Spring is a critical time for these producers. Spring weather is highly changeable. Temperature and rainfall swings can have important implications for cattle producers for the remainder of the year.
Pastures provide the most economical feed supply for beef cattle. Depending on the weather, cattle producers may or may not be able to apply weed control or fertilizer in a timely manner to enhance forage growth for summer grazing.
Providing quality and quantity forage growth plays an important role in beef cow nutrition and performance. With good pasture conditions, cattle can perform at their genetic potential. This genetic potential can result in higher reproduction rates, which will affect income next year, and higher weaning weights, which will result in needed fall income.
On the other hand, if a spring is drier than normal and night temperatures are cooler than normal, forage growth can be delayed. This can result in lower reproductive rates, drought conditions going into the typical lower rainfall months of the summer and reduced weaning weights. The 2004 springtime conditions can affect not only this year’s cattle situation but next year’s situation as well.

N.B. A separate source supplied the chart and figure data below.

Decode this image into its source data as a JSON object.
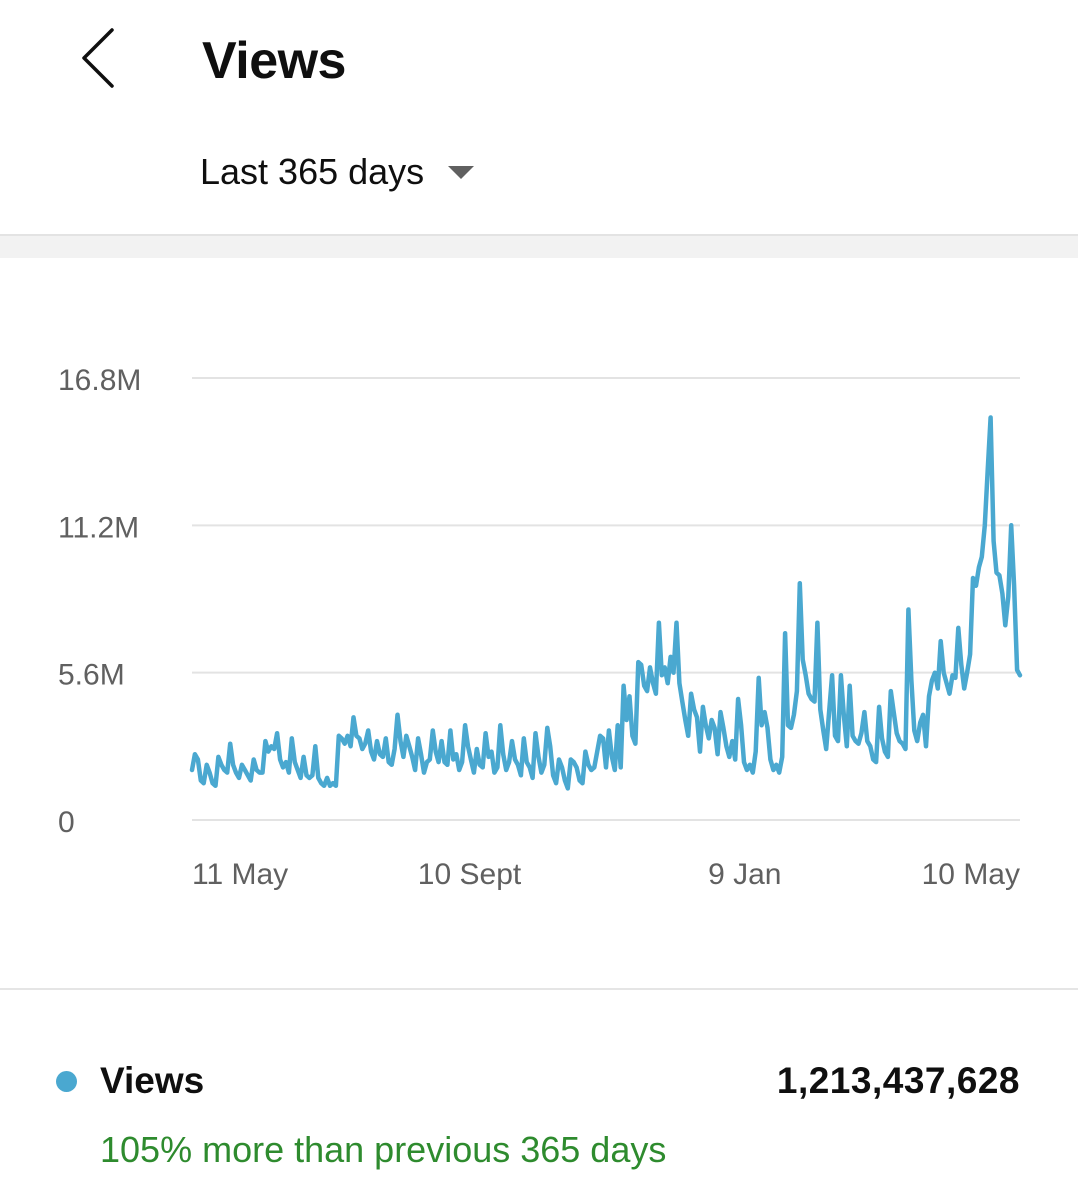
{
  "header": {
    "title": "Views",
    "period_label": "Last 365 days"
  },
  "icons": {
    "back": "chevron-left-icon",
    "dropdown": "caret-down-icon"
  },
  "colors": {
    "series": "#4aa8d0",
    "comparison_text": "#2e8b2e"
  },
  "chart_data": {
    "type": "line",
    "ylim": [
      0,
      16.8
    ],
    "yticks": [
      {
        "value": 16.8,
        "label": "16.8M"
      },
      {
        "value": 11.2,
        "label": "11.2M"
      },
      {
        "value": 5.6,
        "label": "5.6M"
      },
      {
        "value": 0,
        "label": "0"
      }
    ],
    "xticks": [
      {
        "day": 0,
        "label": "11 May"
      },
      {
        "day": 122,
        "label": "10 Sept"
      },
      {
        "day": 243,
        "label": "9 Jan"
      },
      {
        "day": 364,
        "label": "10 May"
      }
    ],
    "series": [
      {
        "values": [
          1.9,
          2.5,
          2.3,
          1.5,
          1.4,
          2.1,
          1.8,
          1.4,
          1.3,
          2.4,
          2.1,
          1.9,
          1.8,
          2.9,
          2.1,
          1.8,
          1.6,
          2.1,
          1.9,
          1.7,
          1.5,
          2.3,
          1.9,
          1.8,
          1.8,
          3.0,
          2.6,
          2.8,
          2.7,
          3.3,
          2.3,
          2.0,
          2.2,
          1.8,
          3.1,
          2.2,
          1.9,
          1.6,
          2.4,
          1.7,
          1.6,
          1.7,
          2.8,
          1.6,
          1.4,
          1.3,
          1.6,
          1.3,
          1.4,
          1.3,
          3.2,
          3.1,
          2.9,
          3.2,
          2.8,
          3.9,
          3.2,
          3.1,
          2.7,
          2.9,
          3.4,
          2.6,
          2.3,
          3.0,
          2.5,
          2.4,
          3.1,
          2.2,
          2.1,
          2.7,
          4.0,
          3.0,
          2.4,
          3.2,
          2.8,
          2.4,
          1.9,
          3.1,
          2.5,
          1.8,
          2.2,
          2.3,
          3.4,
          2.6,
          2.2,
          3.0,
          2.2,
          2.1,
          3.4,
          2.3,
          2.5,
          1.9,
          2.2,
          3.6,
          2.8,
          2.3,
          1.8,
          2.7,
          2.1,
          2.0,
          3.3,
          2.4,
          2.6,
          1.8,
          2.0,
          3.6,
          2.5,
          1.9,
          2.2,
          3.0,
          2.3,
          2.1,
          1.7,
          3.1,
          2.2,
          2.0,
          1.6,
          3.3,
          2.4,
          1.8,
          2.1,
          3.5,
          2.8,
          1.7,
          1.4,
          2.3,
          2.0,
          1.5,
          1.2,
          2.3,
          2.2,
          2.0,
          1.5,
          1.4,
          2.6,
          2.1,
          1.9,
          2.0,
          2.6,
          3.2,
          3.1,
          2.0,
          3.4,
          2.4,
          1.9,
          3.6,
          2.0,
          5.1,
          3.8,
          4.7,
          3.2,
          2.9,
          6.0,
          5.9,
          5.1,
          4.9,
          5.8,
          5.2,
          4.8,
          7.5,
          5.5,
          5.8,
          5.2,
          6.2,
          5.6,
          7.5,
          5.2,
          4.5,
          3.8,
          3.2,
          4.8,
          4.2,
          3.9,
          2.6,
          4.3,
          3.6,
          3.1,
          3.8,
          3.5,
          2.5,
          4.1,
          3.5,
          2.8,
          2.4,
          3.0,
          2.3,
          4.6,
          3.6,
          2.2,
          1.9,
          2.1,
          1.8,
          2.6,
          5.4,
          3.6,
          4.1,
          3.5,
          2.3,
          1.9,
          2.1,
          1.8,
          2.4,
          7.1,
          3.6,
          3.5,
          4.0,
          4.9,
          9.0,
          6.1,
          5.5,
          4.8,
          4.6,
          4.5,
          7.5,
          4.2,
          3.4,
          2.7,
          4.1,
          5.5,
          3.2,
          3.0,
          5.5,
          4.0,
          2.8,
          5.1,
          3.2,
          3.0,
          2.9,
          3.3,
          4.1,
          3.0,
          2.8,
          2.3,
          2.2,
          4.3,
          3.1,
          2.6,
          2.4,
          4.9,
          4.1,
          3.3,
          3.0,
          2.9,
          2.7,
          8.0,
          5.3,
          3.4,
          3.0,
          3.7,
          4.0,
          2.8,
          4.7,
          5.3,
          5.6,
          5.0,
          6.8,
          5.6,
          5.2,
          4.8,
          5.5,
          5.4,
          7.3,
          5.9,
          5.0,
          5.6,
          6.3,
          9.2,
          8.9,
          9.6,
          10.0,
          11.2,
          13.3,
          15.3,
          10.6,
          9.4,
          9.3,
          8.6,
          7.4,
          8.5,
          11.2,
          8.9,
          5.7,
          5.5
        ]
      }
    ]
  },
  "legend": {
    "label": "Views",
    "total": "1,213,437,628",
    "comparison": "105% more than previous 365 days"
  }
}
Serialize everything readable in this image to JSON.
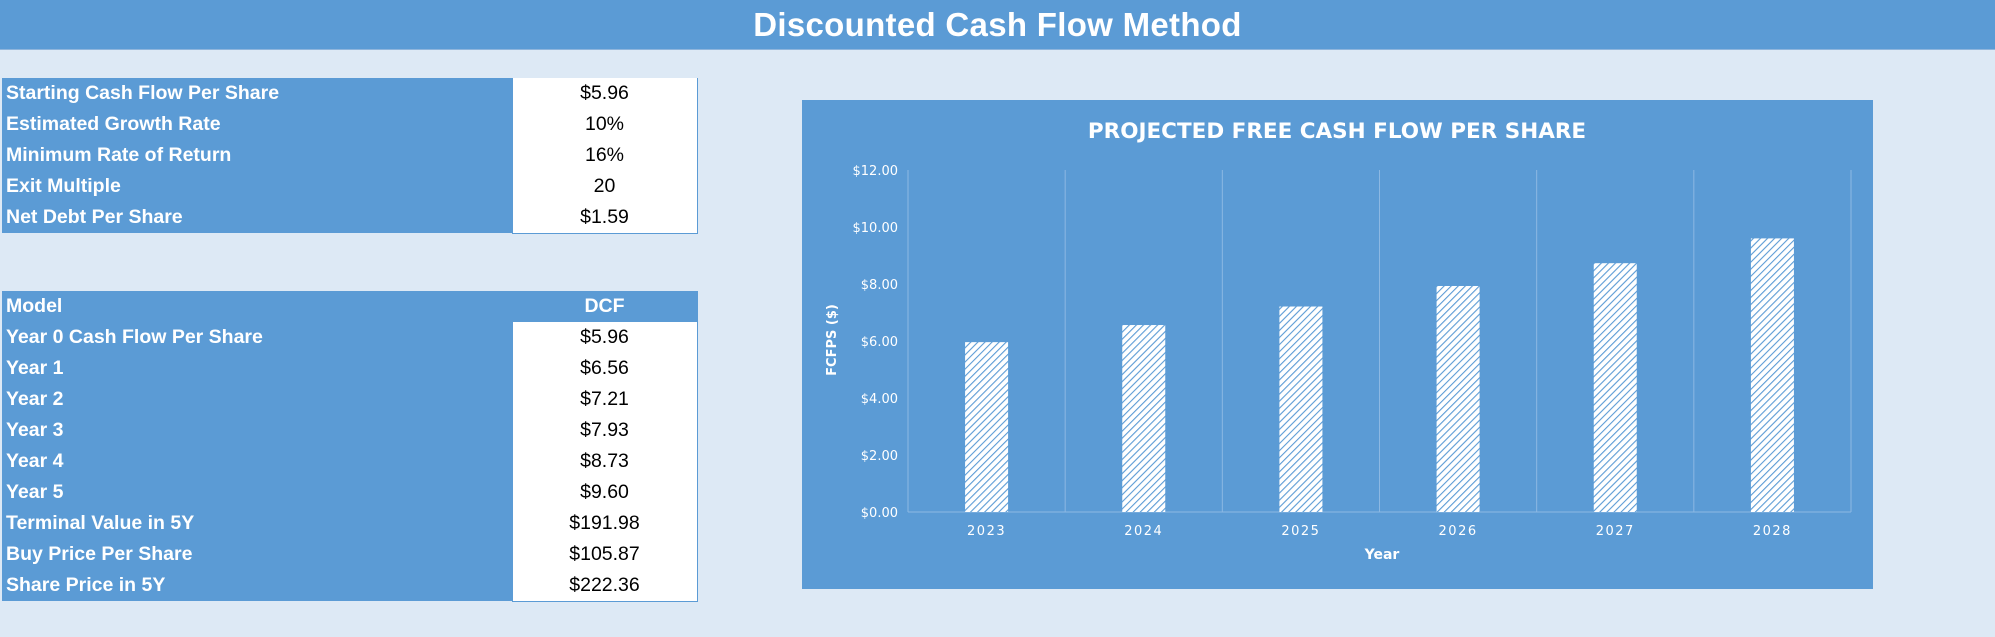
{
  "page_title": "Discounted Cash Flow Method",
  "inputs": [
    {
      "label": "Starting Cash Flow Per Share",
      "value": "$5.96"
    },
    {
      "label": "Estimated Growth Rate",
      "value": "10%"
    },
    {
      "label": "Minimum Rate of Return",
      "value": "16%"
    },
    {
      "label": "Exit Multiple",
      "value": "20"
    },
    {
      "label": "Net Debt Per Share",
      "value": "$1.59"
    }
  ],
  "model": {
    "header_label": "Model",
    "header_value": "DCF",
    "rows": [
      {
        "label": "Year 0 Cash Flow Per Share",
        "value": "$5.96"
      },
      {
        "label": "Year 1",
        "value": "$6.56"
      },
      {
        "label": "Year 2",
        "value": "$7.21"
      },
      {
        "label": "Year 3",
        "value": "$7.93"
      },
      {
        "label": "Year 4",
        "value": "$8.73"
      },
      {
        "label": "Year 5",
        "value": "$9.60"
      },
      {
        "label": "Terminal Value in 5Y",
        "value": "$191.98"
      },
      {
        "label": "Buy Price Per Share",
        "value": "$105.87"
      },
      {
        "label": "Share Price in 5Y",
        "value": "$222.36"
      }
    ]
  },
  "colors": {
    "accent": "#5b9bd5",
    "background": "#dde9f5",
    "cell": "#ffffff"
  },
  "chart_data": {
    "type": "bar",
    "title": "PROJECTED FREE CASH FLOW PER SHARE",
    "xlabel": "Year",
    "ylabel": "FCFPS ($)",
    "categories": [
      "2023",
      "2024",
      "2025",
      "2026",
      "2027",
      "2028"
    ],
    "values": [
      5.96,
      6.56,
      7.21,
      7.93,
      8.73,
      9.6
    ],
    "ylim": [
      0,
      12
    ],
    "yticks": [
      "$0.00",
      "$2.00",
      "$4.00",
      "$6.00",
      "$8.00",
      "$10.00",
      "$12.00"
    ],
    "grid": "vertical",
    "bar_fill": "diagonal-hatch"
  }
}
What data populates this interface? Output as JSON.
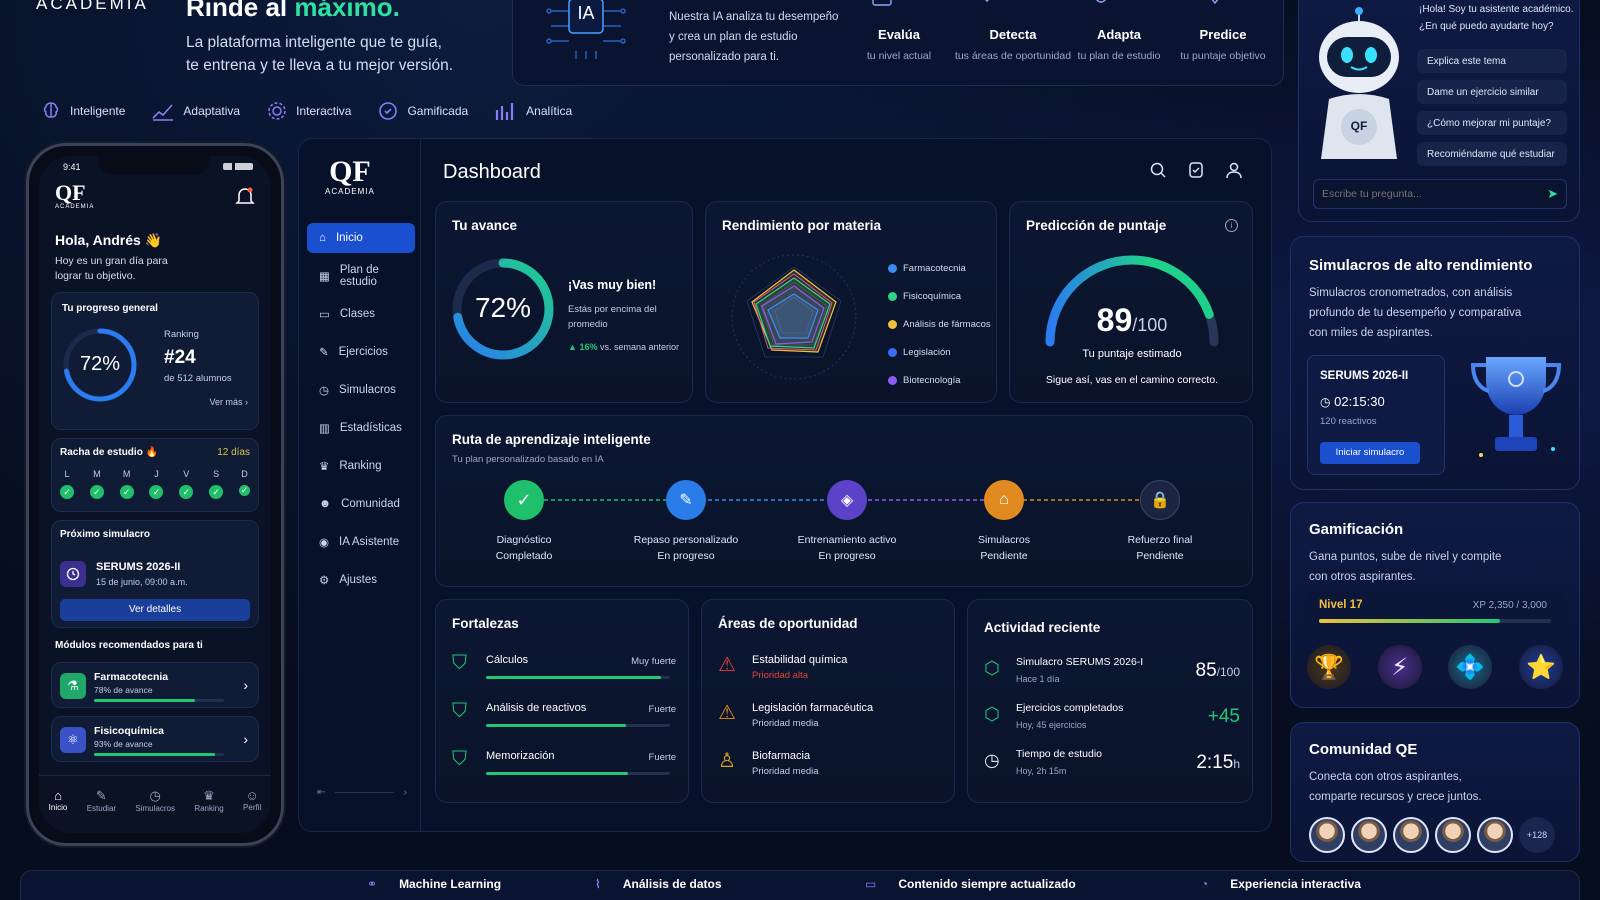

The cost of growing, cutting, baling, storing and feeding is substantial — with cost estimates ranging from $40 to $80 per ton. It’s critical to harvest the highest quality hay and package the hay so that the beef herd can take advantage of the nutrient value of the hay. Spring conditions can certainly affect hay quality and quantity.
No single factor affects the quality of hay as much as the maturity of the forage. As plants mature, the proportion of less digestible stem is increased compared to the more desirable leaf material. It’s not uncommon for crude protein and TDN (total digestible nutrients) values to decrease 50 percent and 27 percent, respectively as plants mature.
Increased proportion of stem usually results in higher concentrations of fiber and lower concentrations of crude protein. Unfortunately, management for optimal quality is tempered by the need to allow adequate initial growth for quantity and either adequate re-growth or harvest intervals to maintain plant vigor in the stand.
If spring rainfall is more than normal, it becomes hard for cattle producers to harvest high-quality hay. If spring rainfall is below normal, hay quantity becomes a potential problem and perhaps the hay supply may not supply all the cow herd’s needs for winter.
Most of the state received adequate rainfall in April. With the high winds many producers are experiencing, pastures and hay meadows can dry rather quickly. If additional rain doesn’t occur in May, cattle producers may have to prepare for a long, dry summer. If normal rainfall occurs in May, cattle producers may be in store for an excellent year.
There are many things we can control, but Mother Nature isn’t one of them.